The cap­ture of Cassi­no was “a tro­phy,” Churchill telegraphed to Stal­in. He not­ed that the Poles and French had “fought brave­ly. Some 30 Ger­man divi­sions remained in Italy, “away from Overlord.”

More than met the eye

Churchill could have used a bet­ter word than “tro­phy,” though from his stand­point there were few tro­phies to brag about. Of course he des­per­ate­ly want­ed to reas­sure Stal­in. Only lat­er did it come out that most of the abbey’s trea­sures, and per­son­nel, were removed by the Ger­mans before the destruc­tion, and that both sides had pledged not to molest it. From Calvo­cores­si, Wint and Pritchard, Total War: The Sto­ry of World War II (sec­ond edi­tion 1985):

The Ger­mans super­vised the removal to Rome of the abbey’s trea­sures and most of its monks in Octo­ber 1943 when the U.S. Fifth Army, by cross­ing the Volturno and then the San­gro rivers, threat­ened the Gus­tav Line. Monte Cassi­no, although an obsta­cle to allied progress, was not of prime mil­i­tary impor­tance. It was sur­round­ed by high­er peaks. Com­bat­ants sup­pos­ed­ly assured the Pope that the abbey would be nei­ther for­ti­fied nor attacked from the air….

Fog of war

So the abbey should have survived—but war is hell, and its uncer­tain­ties worse. The authors continue:

…The Ger­mans denied that the abbey was being used for mil­i­tary pur­pos­es but their ene­mies were not pre­pared to believe any­thing they said and Gen­er­al Ira C. Eak­er, who was one of a num­ber of senior com­man­ders to make a per­son­al air recon­nais­sance, report­ed that he had seen Ger­man troops in the abbey. The allied com­mand declared that the abbey would no longer be spared and although Amer­i­can, British and French gen­er­als opposed its bom­bard­ment it was attacked on 15 Feb­ru­ary by 142 Fly­ing Fortress­es and destroyed. This oper­a­tion was, how­ev­er, fruitless.

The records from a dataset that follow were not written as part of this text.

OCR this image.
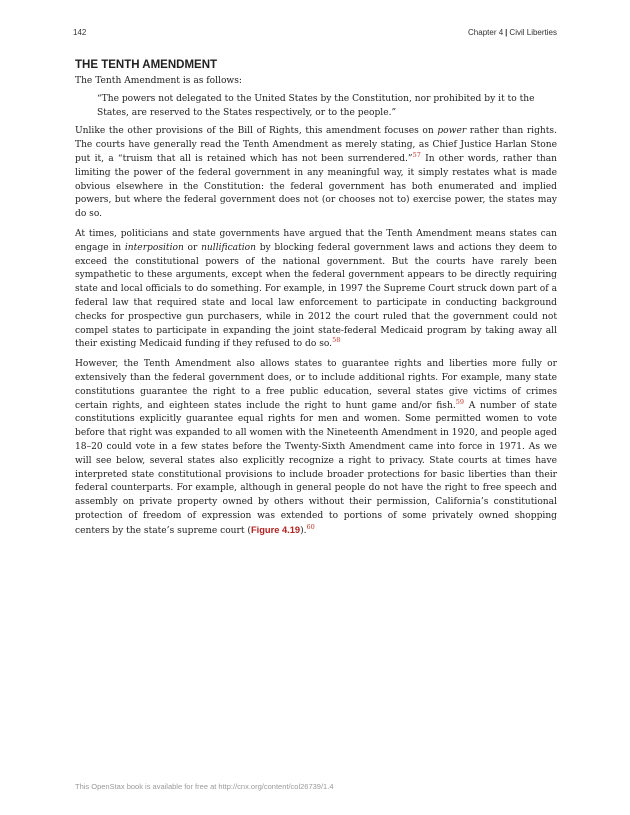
142	Chapter 4 | Civil Liberties
THE TENTH AMENDMENT

The Tenth Amendment is as follows:

“The powers not delegated to the United States by the Constitution, nor prohibited by it to the States, are reserved to the States respectively, or to the people.”

Unlike the other provisions of the Bill of Rights, this amendment focuses on power rather than rights. The courts have generally read the Tenth Amendment as merely stating, as Chief Justice Harlan Stone put it, a “truism that all is retained which has not been surrendered.”$^{57}$ In other words, rather than limiting the power of the federal government in any meaningful way, it simply restates what is made obvious elsewhere in the Constitution: the federal government has both enumerated and implied powers, but where the federal government does not (or chooses not to) exercise power, the states may do so.

At times, politicians and state governments have argued that the Tenth Amendment means states can engage in interposition or nullification by blocking federal government laws and actions they deem to exceed the constitutional powers of the national government. But the courts have rarely been sympathetic to these arguments, except when the federal government appears to be directly requiring state and local officials to do something. For example, in 1997 the Supreme Court struck down part of a federal law that required state and local law enforcement to participate in conducting background checks for prospective gun purchasers, while in 2012 the court ruled that the government could not compel states to participate in expanding the joint state-federal Medicaid program by taking away all their existing Medicaid funding if they refused to do so.$^{58}$

However, the Tenth Amendment also allows states to guarantee rights and liberties more fully or extensively than the federal government does, or to include additional rights. For example, many state constitutions guarantee the right to a free public education, several states give victims of crimes certain rights, and eighteen states include the right to hunt game and/or fish.$^{59}$ A number of state constitutions explicitly guarantee equal rights for men and women. Some permitted women to vote before that right was expanded to all women with the Nineteenth Amendment in 1920, and people aged 18–20 could vote in a few states before the Twenty-Sixth Amendment came into force in 1971. As we will see below, several states also explicitly recognize a right to privacy. State courts at times have interpreted state constitutional provisions to include broader protections for basic liberties than their federal counterparts. For example, although in general people do not have the right to free speech and assembly on private property owned by others without their permission, California’s constitutional protection of freedom of expression was extended to portions of some privately owned shopping centers by the state’s supreme court (Figure 4.19).$^{60}$

This OpenStax book is available for free at http://cnx.org/content/col26739/1.4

The bat­tle resumed a month lat­er. Air and artillery bom­bard­ment ulti­mate­ly reduced the town of Monte Cassi­no to a sham­bles. Not until May was the assault over. The cost was high­er for the Allies than the ene­my. Monte Cassi­no pro­duced 55,000 Allied casu­al­ties, com­pared to an esti­mat­ed 20,000 for the Germans.